Thanks, guys!  My first thought was "Pre-dried! woohoo!"  quickly followed by "Wonder what killed it?  Will there be bug/critter/rot/funkiness issues?" 

I'll get out and take a look at it and get going on it.  Inherited a little Husqvarna (or whatever it is) chain saw from my FIL, been trying to find a reason to fire it up...  Now I guess I've got a good reason.


----------



## nwdave (Oct 7, 2011)

Lucky you.  Yeah, wood in this condition is excellent as long as you take a few precautions.  Check for insect infestation (likely to be random critters that called the wood home and of no great concern) like wood borers or beetles.  This is really important, just to be sure you're not transporting some invasive insect into a new area.  Up here in the Pacific Northwest, it breaks my heart to see the devastation that has occurred to the Pine forests along I-90 in Montana because of a beetle.   Moss and mold, scrape it off REAL good.  Bark, that depends on if the wooded area is liable to have been sprayed in any form.  I usually remove bark if it's suspect, but that's just me.  Store it in a dry place with plenty of ventilation.  Don't be tempted to bag it in big plastic baggies.  Gunnie sacks are ideal.  Know any plumbing contractors?  They get their parts for home plumbing in large gunnie sacks and I've found these to be ideal.  Especially for the next sentence.   A warning though:  I've discovered, fortunately without serious consequences, that yellow jackets like to winter over in wood piles.  When they're cold, they don't move very fast, but come springtime, it's a whole different story.


----------



## flash (Oct 13, 2011)

Would you tend to soak, older, dried wood before use? I have some older pecan. Wood is still hard and was wondering if I should use it or replace it.


----------



## SmokinAl (Oct 13, 2011)

Flash said:


> Would you tend to soak, older, dried wood before use? I have some older pecan. Wood is still hard and was wondering if I should use it or replace it.

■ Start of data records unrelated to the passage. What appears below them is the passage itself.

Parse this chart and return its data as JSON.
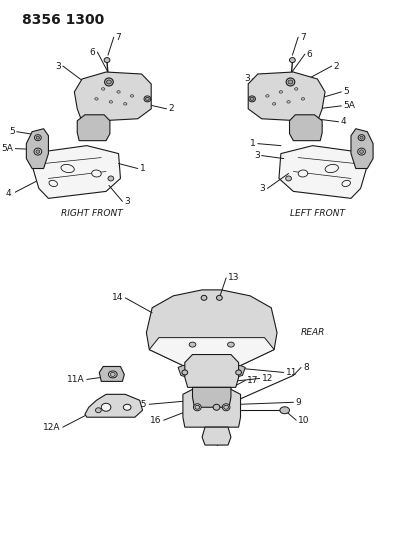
{
  "title": "8356 1300",
  "background_color": "#ffffff",
  "line_color": "#1a1a1a",
  "text_color": "#1a1a1a",
  "title_fontsize": 10,
  "label_fontsize": 6.5,
  "right_front_label": "RIGHT FRONT",
  "left_front_label": "LEFT FRONT",
  "rear_label": "REAR",
  "figsize": [
    4.1,
    5.33
  ],
  "dpi": 100,
  "fill_light": "#d8d8d8",
  "fill_mid": "#c0c0c0",
  "fill_dark": "#a0a0a0",
  "fill_white": "#f5f5f5"
}
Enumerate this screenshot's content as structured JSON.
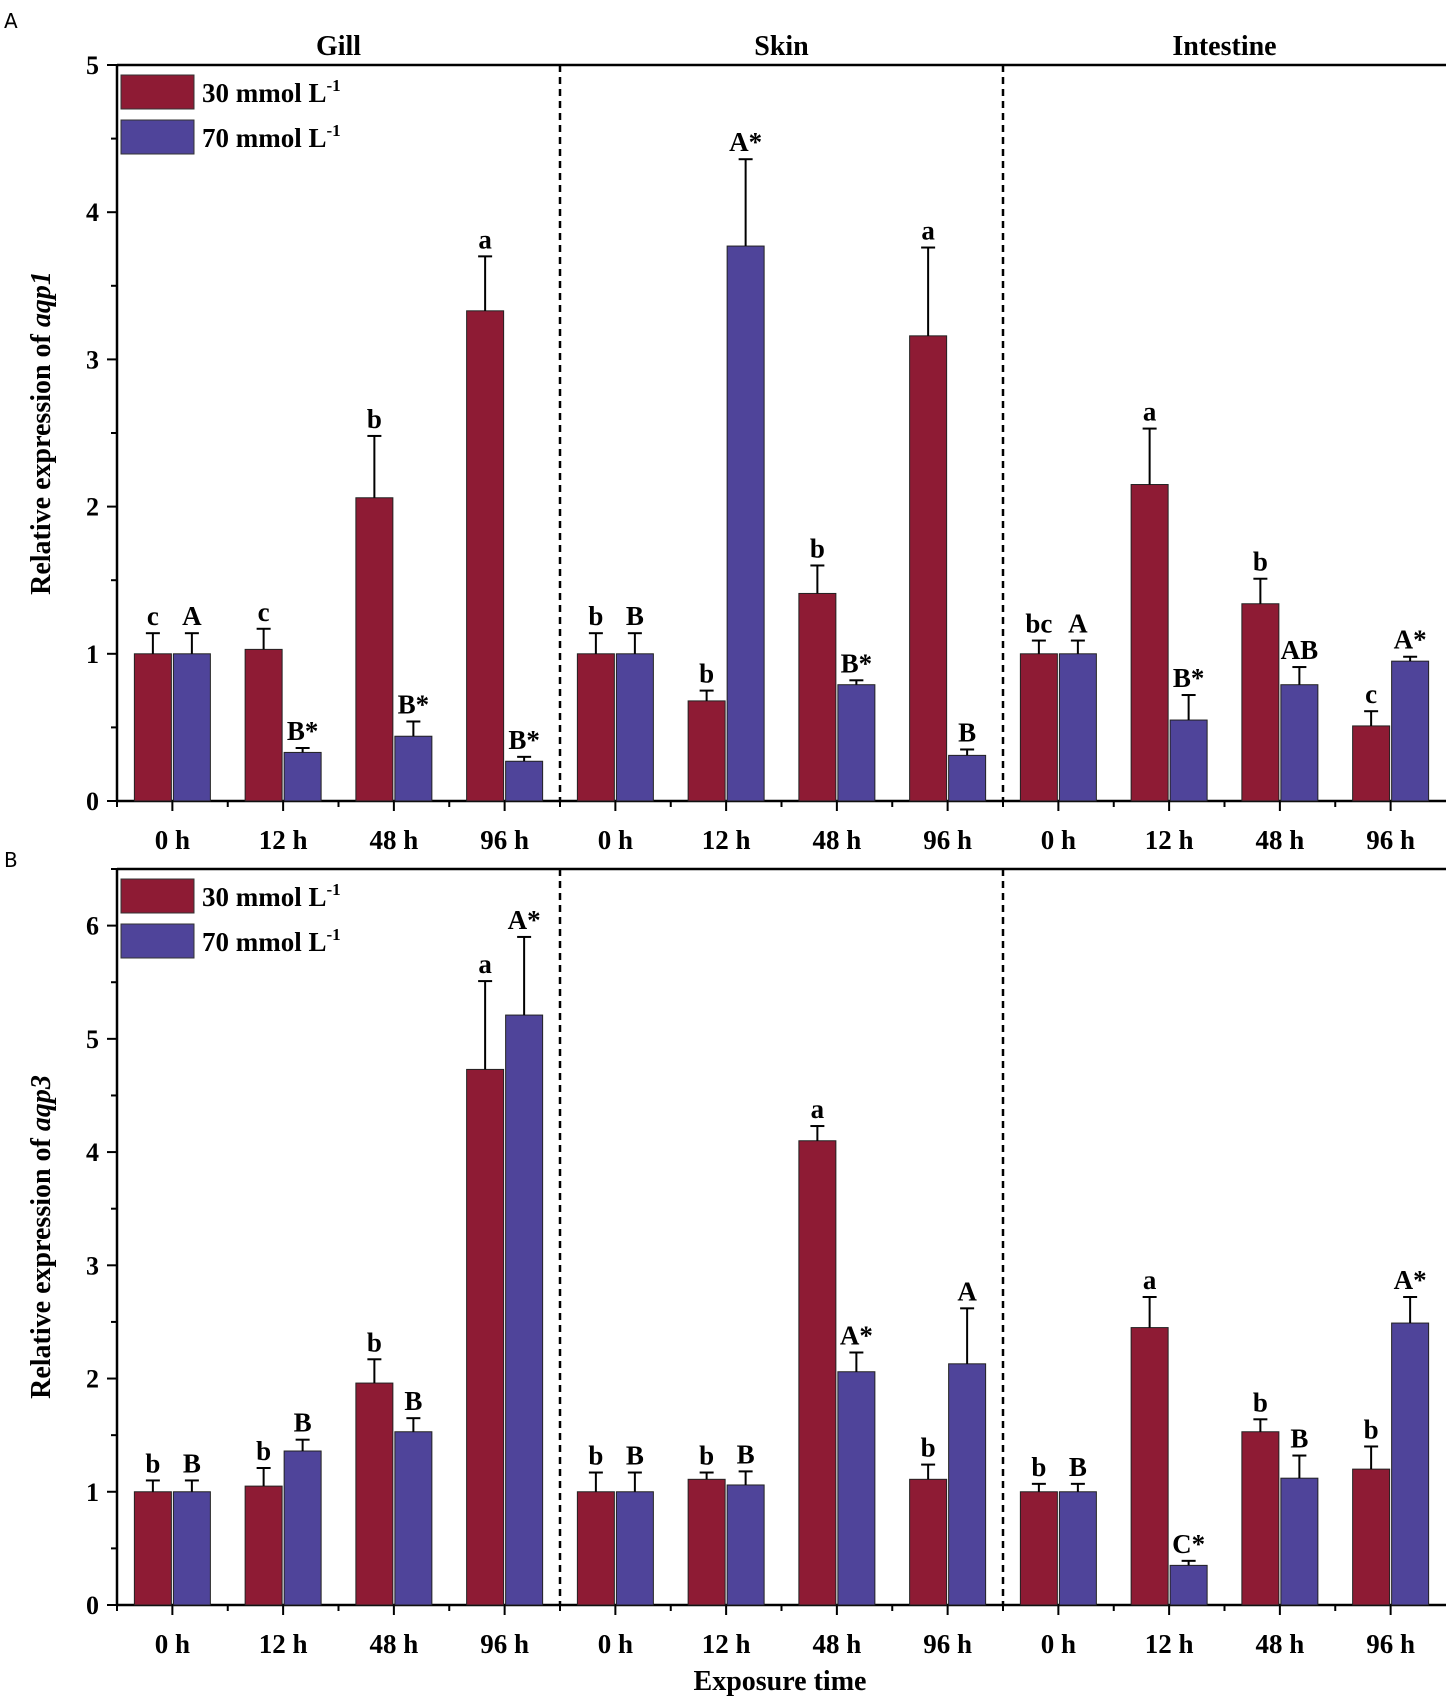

I don't see any reason not to use it Flash. I would not soak it. Personally I like the wood to catch fire a little bit in my WSM. I probably use as many wood chunks as I do charcoal. I guess I'm looking for the flavor the stick burners get.


----------



## eman (Oct 13, 2011)

If you have never felled a tree ,PLEASE be careful!!! a live tree is easier to drop where you want it to fall Dead trees can have soft spots and fall b4 you are planning on it to.


----------



## simple (Oct 13, 2011)

Thanks for the info on the soft spots.  I'm no lumberjack by any means, but I've taken a few down.  Luckily the area is wide open for the most part, not too concerned with having to hit a drop zone. 

Went out earlier this week and looked at it, shouldn't be a major issue, may have more (awfully small-thankfully I just need chunks for a drum, not splits for a SFB), possible a small maple and blackjack oak.  I admit to never having heard of "blackjack" oak, so I've got to do some searching around to see if it's good for smoking or not.

Hope to get out next week and take a stab at getting one down for sure. 

They also have native sandstone laying around by the ton that I'm gathering for flower bed edging...  could turn into work before I get done


----------



## mballi3011 (Oct 14, 2011)

Yes use it


----------